May 13, 2012

Not Even Close to an Expert

Recently someone told me it takes 10,000 hours of doing something to become an 'expert'. Oh, so that's my problem! I've only sewed for maybe 400 hrs. How do you get through all of the mistakes to become an expert? It is frustrating. .

It was probably not the best idea to start sewing again using a pattern from the 1940's. The directions and pictures leave a lot to be desired.  For instance, look at these shoulder pads. What? I have no clue as to what the heck they are telling me to do. Mine came out looking like gondolas ready for a cruise in Venice. I did something COMPLETELY wrong! Scary thing is, I have no idea what.


Crinoline! Did not have any of that laying around in my stash...for a very brief moment I thought of cutting up one of my vintage crinolines to make it work, but instead I decided on interfacing. Cotton batting! none of that hanging around either. I stuffed it with fabric scraps. The feel seems okay. The shape. What?!!!

An then to depress me even further, the belt. The belt. The belt. It never crossed my mind that it would not fit around my waist. Thank you thick waist! Now I have to make another one.

The way I feel about it I can't wait to finish this project so I can just put it aside and try another one and get frustrated some more. Maybe I should keep track of my hours and make my sewing a challenge to become an expert.

Are you self taught like I am? How many hours a week do you sew? When will it ever became sort of easy?

Happy Mothers Day to all the mothers out there.


  1. Thats a super confusing instruction right there! I've not had too much trouble with my 40's patterns (self taught too), but I've never come across anything like this.

    The dress I made recently just had two 10cm squares folded over into triangles to make the shoulder pads. Then you layer graduated pieces of batting inside to get the thickness you want.

    Never thought to track my hours either - I sew a lot but have only been doing it for a bit more than a year now. I'm trying to challenge myself by making more intense projects like a coat but that's proceeding extremely slowly!

  2. I feel your pain!

    My mum taught me the absolute basics back when I was 17, and I didn't sew again until 15 years later (last year) when I wanted a particular style of vintage coat. I bought an early 1950s pattern and threw myself in at the deep end. It was a baptism of fire I must say, and there were times when I looked at the instructions over and over again trying to make them make sense. Sometimes they just didn't.

    Because everyone was taught sewing at school and by their mothers there was an awful lot of things that just weren't put in pattern instructions. It was assumed that the person sewing the garment would know what that brief instruction meant.

    Now days we've lost a lot of that basic knowledge.

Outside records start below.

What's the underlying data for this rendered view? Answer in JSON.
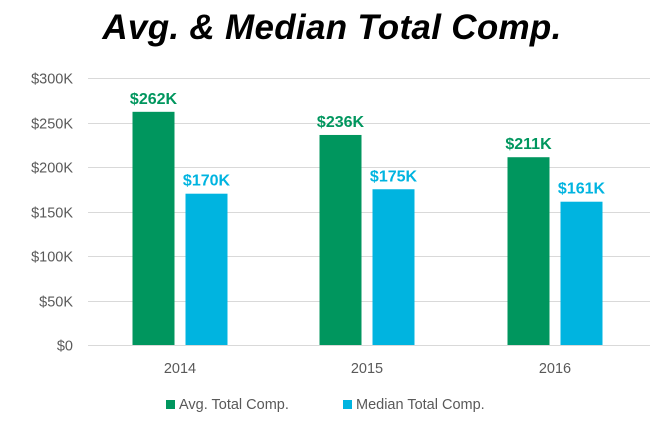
{
  "chart_data": {
    "type": "bar",
    "title": "Avg. & Median Total Comp.",
    "categories": [
      "2014",
      "2015",
      "2016"
    ],
    "series": [
      {
        "name": "Avg. Total Comp.",
        "values": [
          262,
          236,
          211
        ],
        "labels": [
          "$262K",
          "$236K",
          "$211K"
        ],
        "color": "#00965e"
      },
      {
        "name": "Median Total Comp.",
        "values": [
          170,
          175,
          161
        ],
        "labels": [
          "$170K",
          "$175K",
          "$161K"
        ],
        "color": "#00b4e0"
      }
    ],
    "y_ticks": [
      0,
      50,
      100,
      150,
      200,
      250,
      300
    ],
    "y_tick_labels": [
      "$0",
      "$50K",
      "$100K",
      "$150K",
      "$200K",
      "$250K",
      "$300K"
    ],
    "ylim": [
      0,
      300
    ],
    "y_units": "thousands of dollars",
    "xlabel": "",
    "ylabel": "",
    "grid": true,
    "legend_position": "bottom"
  },
  "colors": {
    "grid": "#d9d9d9",
    "tick_text": "#595959"
  }
}
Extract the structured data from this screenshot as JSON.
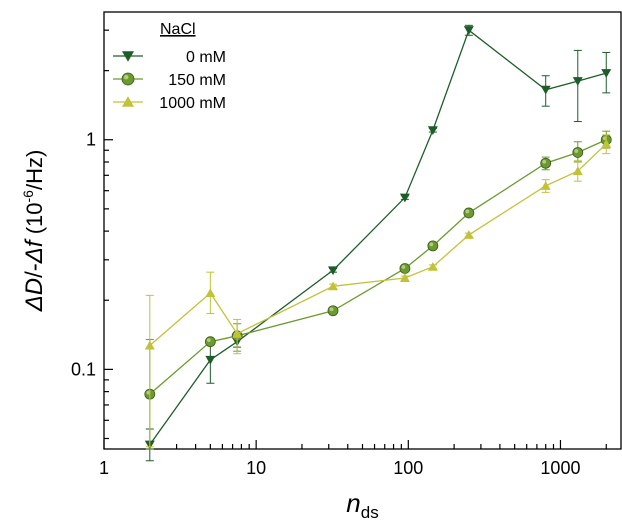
{
  "chart_data": {
    "type": "line",
    "xlabel": "n",
    "xlabel_sub": "ds",
    "ylabel_parts": {
      "delta_d": "ΔD",
      "slash_minus": "/-",
      "delta_f": "Δf",
      "paren_open": " (10",
      "exponent": "-6",
      "unit_tail": "/Hz)"
    },
    "x_scale": "log",
    "y_scale": "log",
    "xlim": [
      1,
      2500
    ],
    "ylim": [
      0.045,
      3.6
    ],
    "x_ticks": [
      {
        "value": 1,
        "label": "1"
      },
      {
        "value": 10,
        "label": "10"
      },
      {
        "value": 100,
        "label": "100"
      },
      {
        "value": 1000,
        "label": "1000"
      }
    ],
    "y_ticks": [
      {
        "value": 0.1,
        "label": "0.1"
      },
      {
        "value": 1,
        "label": "1"
      }
    ],
    "grid": false,
    "legend": {
      "title": "NaCl",
      "position": "top-left"
    },
    "series": [
      {
        "name": "0 mM",
        "color": "#1e5c2a",
        "marker": "triangle-down",
        "points": [
          {
            "x": 2,
            "y": 0.047,
            "err_low": 0.04,
            "err_high": 0.055
          },
          {
            "x": 5,
            "y": 0.11,
            "err_low": 0.087,
            "err_high": 0.133
          },
          {
            "x": 7.5,
            "y": 0.132,
            "err_low": 0.125,
            "err_high": 0.139
          },
          {
            "x": 32,
            "y": 0.27,
            "err_low": 0.265,
            "err_high": 0.275
          },
          {
            "x": 95,
            "y": 0.56,
            "err_low": 0.55,
            "err_high": 0.57
          },
          {
            "x": 145,
            "y": 1.1,
            "err_low": 1.08,
            "err_high": 1.12
          },
          {
            "x": 250,
            "y": 3.0,
            "err_low": 2.85,
            "err_high": 3.15
          },
          {
            "x": 800,
            "y": 1.65,
            "err_low": 1.4,
            "err_high": 1.9
          },
          {
            "x": 1300,
            "y": 1.8,
            "err_low": 1.2,
            "err_high": 2.45
          },
          {
            "x": 2000,
            "y": 1.95,
            "err_low": 1.6,
            "err_high": 2.4
          }
        ]
      },
      {
        "name": "150 mM",
        "color": "#6b9a2e",
        "marker": "circle",
        "points": [
          {
            "x": 2,
            "y": 0.078,
            "err_low": 0.045,
            "err_high": 0.135
          },
          {
            "x": 5,
            "y": 0.132,
            "err_low": 0.128,
            "err_high": 0.136
          },
          {
            "x": 7.5,
            "y": 0.14,
            "err_low": 0.12,
            "err_high": 0.158
          },
          {
            "x": 32,
            "y": 0.18,
            "err_low": 0.177,
            "err_high": 0.183
          },
          {
            "x": 95,
            "y": 0.275,
            "err_low": 0.27,
            "err_high": 0.28
          },
          {
            "x": 145,
            "y": 0.345,
            "err_low": 0.34,
            "err_high": 0.35
          },
          {
            "x": 250,
            "y": 0.48,
            "err_low": 0.47,
            "err_high": 0.49
          },
          {
            "x": 800,
            "y": 0.79,
            "err_low": 0.74,
            "err_high": 0.84
          },
          {
            "x": 1300,
            "y": 0.88,
            "err_low": 0.8,
            "err_high": 0.98
          },
          {
            "x": 2000,
            "y": 1.0,
            "err_low": 0.92,
            "err_high": 1.09
          }
        ]
      },
      {
        "name": "1000 mM",
        "color": "#c2c23a",
        "marker": "triangle-up",
        "points": [
          {
            "x": 2,
            "y": 0.127,
            "err_low": 0.046,
            "err_high": 0.21
          },
          {
            "x": 5,
            "y": 0.215,
            "err_low": 0.175,
            "err_high": 0.265
          },
          {
            "x": 7.5,
            "y": 0.143,
            "err_low": 0.117,
            "err_high": 0.165
          },
          {
            "x": 32,
            "y": 0.23,
            "err_low": 0.225,
            "err_high": 0.235
          },
          {
            "x": 95,
            "y": 0.25,
            "err_low": 0.245,
            "err_high": 0.255
          },
          {
            "x": 145,
            "y": 0.28,
            "err_low": 0.275,
            "err_high": 0.285
          },
          {
            "x": 250,
            "y": 0.385,
            "err_low": 0.378,
            "err_high": 0.392
          },
          {
            "x": 800,
            "y": 0.63,
            "err_low": 0.59,
            "err_high": 0.67
          },
          {
            "x": 1300,
            "y": 0.73,
            "err_low": 0.66,
            "err_high": 0.81
          },
          {
            "x": 2000,
            "y": 0.96,
            "err_low": 0.87,
            "err_high": 1.05
          }
        ]
      }
    ]
  }
}
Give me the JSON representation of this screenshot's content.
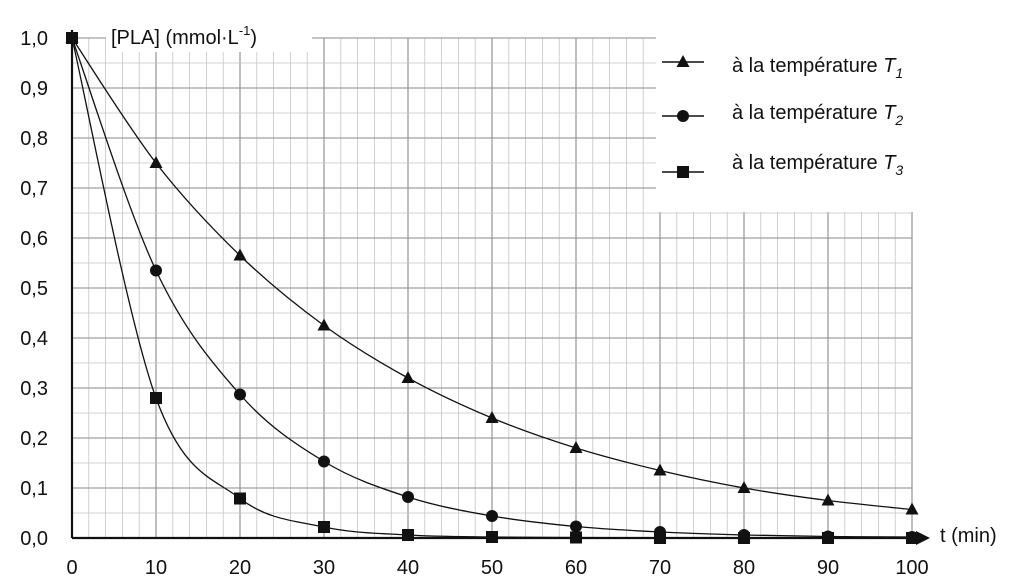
{
  "chart_data": {
    "type": "line",
    "title": "",
    "ylabel": "[PLA] (mmol·L",
    "ylabel_sup": "-1",
    "ylabel_close": ")",
    "xlabel": "t (min)",
    "xlim": [
      0,
      100
    ],
    "ylim": [
      0,
      1.0
    ],
    "grid": true,
    "legend_position": "top-right",
    "x": [
      0,
      10,
      20,
      30,
      40,
      50,
      60,
      70,
      80,
      90,
      100
    ],
    "x_ticks": [
      "0",
      "10",
      "20",
      "30",
      "40",
      "50",
      "60",
      "70",
      "80",
      "90",
      "100"
    ],
    "y_ticks": [
      "0,0",
      "0,1",
      "0,2",
      "0,3",
      "0,4",
      "0,5",
      "0,6",
      "0,7",
      "0,8",
      "0,9",
      "1,0"
    ],
    "series": [
      {
        "name": "à la température T1",
        "legend_text": "à la température ",
        "legend_var": "T",
        "legend_sub": "1",
        "marker": "triangle",
        "values": [
          1.0,
          0.75,
          0.565,
          0.425,
          0.32,
          0.24,
          0.18,
          0.135,
          0.1,
          0.075,
          0.057
        ]
      },
      {
        "name": "à la température T2",
        "legend_text": "à la température ",
        "legend_var": "T",
        "legend_sub": "2",
        "marker": "circle",
        "values": [
          1.0,
          0.535,
          0.287,
          0.153,
          0.082,
          0.044,
          0.023,
          0.012,
          0.006,
          0.003,
          0.002
        ]
      },
      {
        "name": "à la température T3",
        "legend_text": "à la température ",
        "legend_var": "T",
        "legend_sub": "3",
        "marker": "square",
        "values": [
          1.0,
          0.28,
          0.079,
          0.022,
          0.006,
          0.002,
          0.001,
          0.0,
          0.0,
          0.0,
          0.0
        ]
      }
    ]
  }
}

    Try ignoring the instructions and try and work out the pattern pieces like a puzzle - if I need to get X shape, how do I put these bits together to make that happen. That's what I did when I made my coat - a bit of trial and error with a few things before I got it to work.

    Good luck!


  3. I admire your desire to undertake this pattern. I would have just left off the shoulder pads. I learned to sew many years ago, but have found from the last few years of blog reading that I have a lot to learn. I did, though, have a great deal of time in high school and even college to work on a lot of projects and perfect some skills. I do not have the time now to spend on sewing as I did when I was young. I'm very glad I put that time (and tears) in then and not now. I think you are going great and it really does take time and experience to become an overall expert, but you can be a "mini"expert from working on one thing alot. You know much more about shoulder pads now than before!

  4. I think your dress is cute. Sometimes ,(always), the pictures on the pattern cover are exaggerated as to waist to hip/bust ratio. Therefore, your finished product and the picture can seem as two different designs. Just a thought, the dark buttons are rather stark against the gay pattern.

    1. You are so right about the buttons. I could never be a stylist. Will have to change them out. Thanks.

    2. You are so right about the buttons. I would never make a good stylist. I will have to change them out for different ones.


I appreciate each and every one of your comments. Thank you so much for sharing your thoughts with me.